On Wed, 14 Sep 2011 10:44:36 -0700, Danny Auble wrote:
Have you had a look at the HTC documentation?
http://schedmd.com/slurmdocs/high_throughput.html
Yes, I have. I was able to improve the scheduling speed by tuning the
configuration (before that, I couldn't even queue 65k jobs before
getting timeouts and abysmal performance). Meanwhile, I will update to
2.2 to get larger job counts, but still that doesn't address all my
concerns. Please be patient :)
Without knowing what your real objective is it is hard to prescribe a
real solution.
From your description it seems strange you would have the script
sbatch is calling call sbatch once again. What are you trying to
accomplish there?
Wouldn't it just be easier to run this script outside of an
allocation?
Ok, I will restate my problem in a more practical manner. Please ask if
there's any question or any idea on how to improve the behavior.
I'm running bioinformatic batches of various kinds on genetic data. A
typical analysis will involve running a short batch (~ 10 minutes)
multiplied for each polymorphism we have (roughly 100k times in the
smallest case). Perfect candidate for distribution, since every step in
a single stage is independent.
Analyses are usually multi-stage:
- we run "stage 1" (first 100k jobs)
- collect and aggregate data (a single job depending on "stage 1"
- run "stage 2" using collected data (another 100k jobs)
- (repeat)
Let's assume queuing ~200k jobs is not a problem with 2.2.
First issue: "squeue" takes forever with more than >5000 jobs. If more
than one user is scheduling a workflow like this it becomes impossible
to use it at all. Also, managing the queue itself (managing jobs,
killing just "stage 1" is impossible). I would like to group the first
100k jobs in a single "id", so that I know that jobs 1-100k belong to
"stage 1".
My impression by reading the docs is that I can create an allocation
and run "steps" to achieve this behavior. squeue or salloc is the
easiest way, but since queuing that many jobs is also time-consuming,
running the queuing script on the queue itself seemed a perfect solution
(hence sbatch --jobid within sbatch).
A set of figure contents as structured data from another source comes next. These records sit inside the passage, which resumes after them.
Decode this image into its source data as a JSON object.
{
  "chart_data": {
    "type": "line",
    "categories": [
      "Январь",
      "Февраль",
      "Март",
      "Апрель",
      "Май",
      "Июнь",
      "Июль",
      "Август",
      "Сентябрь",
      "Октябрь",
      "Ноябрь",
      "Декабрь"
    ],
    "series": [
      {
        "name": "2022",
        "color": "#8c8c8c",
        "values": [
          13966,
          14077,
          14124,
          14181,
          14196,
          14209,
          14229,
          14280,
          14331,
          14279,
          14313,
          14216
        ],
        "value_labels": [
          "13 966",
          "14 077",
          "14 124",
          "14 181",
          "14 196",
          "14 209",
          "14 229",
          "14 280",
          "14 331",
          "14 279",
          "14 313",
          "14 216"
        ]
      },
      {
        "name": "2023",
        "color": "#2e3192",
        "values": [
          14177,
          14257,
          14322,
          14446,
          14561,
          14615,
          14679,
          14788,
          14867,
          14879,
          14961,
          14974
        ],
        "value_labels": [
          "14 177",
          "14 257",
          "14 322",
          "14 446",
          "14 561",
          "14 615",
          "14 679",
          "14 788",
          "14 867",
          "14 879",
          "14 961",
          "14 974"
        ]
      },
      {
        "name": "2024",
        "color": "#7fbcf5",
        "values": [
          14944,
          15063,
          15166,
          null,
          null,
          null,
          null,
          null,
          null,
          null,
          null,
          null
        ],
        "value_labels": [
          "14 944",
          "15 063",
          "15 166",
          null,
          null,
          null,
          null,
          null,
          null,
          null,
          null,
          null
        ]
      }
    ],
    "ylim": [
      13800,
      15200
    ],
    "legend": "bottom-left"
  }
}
This method (using salloc or
sbatch) also seems to work fine if I put a fat "sleep" to keep alive the
allocation.
Also, consider that eventually I will need to queue jobs within a
script anyway (the ending step of "stage 1" might be scheduling "stage
2" itself).
Second issue: job dependencies. If I can use a single job with steps, I
can put dependencies for "step 2" easily on a single id and schedule
everything "outside" of slurm. If this is not possible, then I need a
barrier (like "wait" in a script like you suggested) so that as soon a
"stage 1" finishes I can schedule the next stages within the batch
itself.
Right now, to word around these issues, I'm artificially limiting the
jobs by scheduling N/Z jobs, where each resuling job runs Z steps
sequentially. This limits parallelism however. To work around
dependencies issues, I'm looping with a script around "squeue" to see if
a pre-determined stage has finished. Ugly, but having people wait to
schedule more jobs (and thus letting the machines idle) is worse.